The changing profile of the UK workforce
One of the key trends Human resources teams will have to account for in the coming years is the changing demographic profile of the UK workforce. In line with many developed markets, the UK employee base will undergo some profound changes over the next 10-20 years.
Firstly, it’s getting older. Since the start of 2008, the number of people aged 50–64 in employment in the UK has risen by 842,000 – the largest increase across any age group – while the number of people aged over 65 in employment has risen by 437,000 (see here). There are a number of key implications for employee benefits. Greater demand for the continuation of life and income protection cover for employees in their 70’s. An increase in the need for services such as optical and dental check-ups, as well as health screening. And the potential need to pass on some of the additional cost of cover to older employees.
Secondly, there is a potential skills shortage when the “Baby Boomers” eventually leave employment. With younger employees needing to replace older colleagues who had more experience and expertise. There is a need to start the process of transferring skills to the younger generation now, before they are lost. Younger employees who will be leading organisations in years to come will also have different expectations of their professional life. In contrast to older employees priorities of work life balance, working fewer hours and taking opportunities to give back to society are importmant.
Thirdly, based on current forecasts, there will be a need to encourage workers to come to the UK and fill the labour supply gap.
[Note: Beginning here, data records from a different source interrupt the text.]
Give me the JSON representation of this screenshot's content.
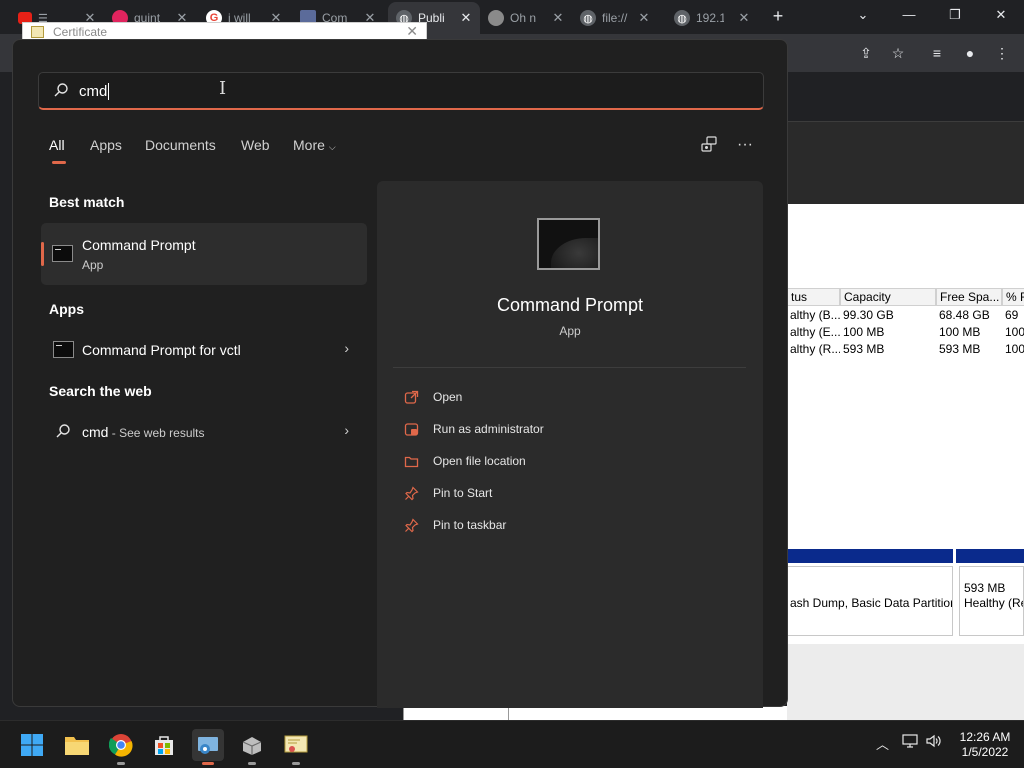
{
  "browser": {
    "tabs": [
      {
        "label": "",
        "active": false
      },
      {
        "label": "quint",
        "active": false
      },
      {
        "label": "i will",
        "active": false
      },
      {
        "label": "Com",
        "active": false
      },
      {
        "label": "Publi",
        "active": true
      },
      {
        "label": "Oh n",
        "active": false
      },
      {
        "label": "file://",
        "active": false
      },
      {
        "label": "192.1",
        "active": false
      }
    ]
  },
  "certificate": {
    "title": "Certificate"
  },
  "search": {
    "value": "cmd"
  },
  "filters": [
    {
      "label": "All",
      "selected": true
    },
    {
      "label": "Apps",
      "selected": false
    },
    {
      "label": "Documents",
      "selected": false
    },
    {
      "label": "Web",
      "selected": false
    },
    {
      "label": "More",
      "selected": false
    }
  ],
  "results": {
    "best_match_heading": "Best match",
    "best_match": {
      "title": "Command Prompt",
      "subtitle": "App"
    },
    "apps_heading": "Apps",
    "apps": [
      {
        "title": "Command Prompt for vctl"
      }
    ],
    "web_heading": "Search the web",
    "web": {
      "query": "cmd",
      "suffix": " - See web results"
    }
  },
  "preview": {
    "title": "Command Prompt",
    "subtitle": "App",
    "actions": [
      {
        "label": "Open",
        "icon": "open-external-icon"
      },
      {
        "label": "Run as administrator",
        "icon": "shield-admin-icon"
      },
      {
        "label": "Open file location",
        "icon": "folder-icon"
      },
      {
        "label": "Pin to Start",
        "icon": "pin-icon"
      },
      {
        "label": "Pin to taskbar",
        "icon": "pin-icon"
      }
    ]
  },
  "disk_manager": {
    "columns": [
      "tus",
      "Capacity",
      "Free Spa...",
      "% F"
    ],
    "rows": [
      [
        "althy (B...",
        "99.30 GB",
        "68.48 GB",
        "69"
      ],
      [
        "althy (E...",
        "100 MB",
        "100 MB",
        "100"
      ],
      [
        "althy (R...",
        "593 MB",
        "593 MB",
        "100"
      ]
    ],
    "partition_a": "ash Dump, Basic Data Partitior",
    "partition_b_size": "593 MB",
    "partition_b_status": "Healthy (Re"
  },
  "taskbar": {
    "apps": [
      "start-icon",
      "file-explorer-icon",
      "chrome-icon",
      "store-icon",
      "remote-desktop-icon",
      "vmware-icon",
      "certificate-icon"
    ],
    "time": "12:26 AM",
    "date": "1/5/2022"
  },
  "colors": {
    "accent": "#e0684a",
    "panel": "#202020",
    "preview": "#2b2b2b"
  }
}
A recent estimate suggested that even with a net migration figure of 2.3 million entering the UK over the next 20 years (see here), more people will need to be found and encouraged to come to the UK to work. In turn, this puts the onus on HR teams to widen their search for employees internationally. HR teams will need to familiarise themselves with education qualifications and standards in other countries. Then account for a more multi-cultural workforce in the future.